President Donald Trump is calling on the secretive Foreign Intelligence Surveillance Court (FISC) to look into allegations that Obama administration officials knowingly used false information to obtain surveillance warrants against one of Trump’s campaign advisers.
On Fox News’ Hannity Wednesday, network legal analyst Gregg Jarrett suggested that the FISC investigate charges that Federal Bureau of Investigation (FBI) and other Justice Department officials presented a dossier compiled by former British spy Christopher Steele as part of their applications for four warrants to eavesdrop on Trump campaign adviser Carter Page despite the fact that the FBI was aware that the dossier was far from accurate. Trump then quoted Jarrett in a pair of tweets:
“[Justice Department intelligence analyst Bruce] Ohr told the FBI it (the Fake Dossier) wasn’t true, it was a lie and the FBI was determined to use it anyway to damage Trump and to perpetrate a fraud on the court to spy on the Trump campaign. This is a fraud on the court. The Chief Justice of the U.S. Supreme Court is in charge of the FISA court. He should direct the Presiding Judge, Rosemary Collier [sic], to hold a hearing, haul all of these people from the DOJ & FBI in there, & if she finds there were crimes committed, and there were, there should be a criminal referral by her….” @GreggJarrett
Rosemary Collyer, whose last name Trump misspelled, is indeed the presiding judge of the FISC, which hears — in secret — government requests for surveillance warrants.
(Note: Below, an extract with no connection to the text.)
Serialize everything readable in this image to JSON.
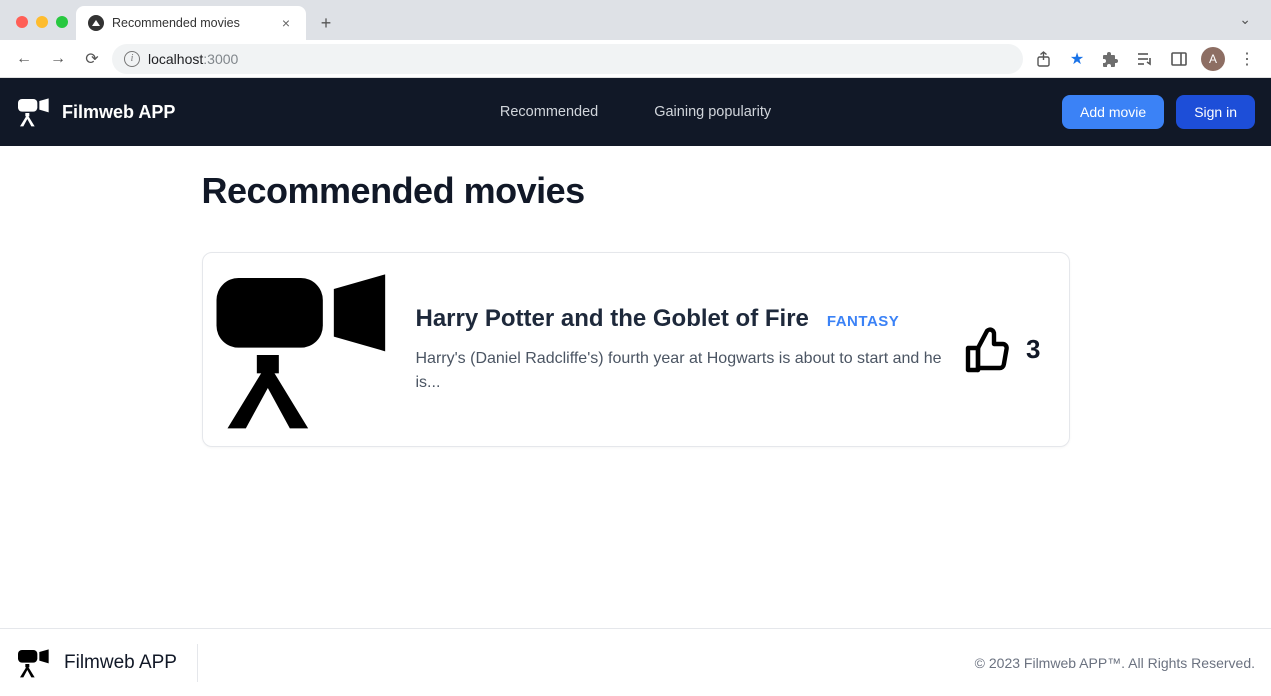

The Hillary Clinton campaign and the Democratic National Committee paid research firm Fusion GPS to compile the dossier in 2016. Fusion GPS then hired Steele to work on it; at the same time, Steele was also working as an FBI source. Ohr, whose wife, Nellie, was also employed by Fusion GPS at the time, became one of Steele’s contacts for sharing information with the Obama administration.
Republicans allege that the FBI used Steele’s dossier as one of the prime pieces of evidence in its Foreign Intelligence Surveillance Act (FISA) warrant applications even though the agency knew the dossier was false. They further claim that the FBI’s applications used a seemingly independent news report to corroborate the dossier without telling the FISC that Steele had served as one of the anonymous sources for the article.
Ohr’s closed-door testimony before two House committees Tuesday seems to have confirmed their suspicions. Congressman Jim Jordan (R-Ohio) told Fox News @ Night Tuesday evening that, based on Ohr’s testimony, he believes the FBI omitted “important facts” about the dossier in its FISA applications. Jordan said “he learned the FBI failed to disclose to the court who funded the dossier, Ohr’s role in its production and former British spy Christopher Steele’s ‘extreme bias’ against Trump at the time.”
All this suggests that the FISC was had. The Obama administration, it appears, did not have the goods on Page but instead used an obviously phony document cooked up by a Trump hater and paid for by Trump’s opponent to fraudulently obtain surveillance warrants against Page. Trump is therefore justified in asking Supreme Court Justice John Roberts to direct Collyer to investigate the charges and refer for prosecution any parties she believes are guilty. Those parties may include former FBI Director James Comey, former FBI Deputy Director Andrew McCabe, former Attorney General Sally Yates, and Deputy Attorney General Rod Rosenstein, all of whom signed off on the warrants.
“The only way to restore trust [in the FISC] and send an unmistakable signal that such abuses cannot and will not be tolerated in the future is to hold people accountable for those abuses,” declared the National Sentinel.
On the other hand, points out the website, “The entire concept of a ‘secret court’ in the United States of America is anathema to our founding principles of open, transparent government and judicial processes.” As long as such a court exists, it will continue to allow officials to run roughshod over Americans’ constitutional rights and to engage in chicanery that is difficult to unearth. Holding people accountable for abusing FISA is important, but doing away with the unconstitutional law is the only way to guarantee it will never be used, let alone abused, again.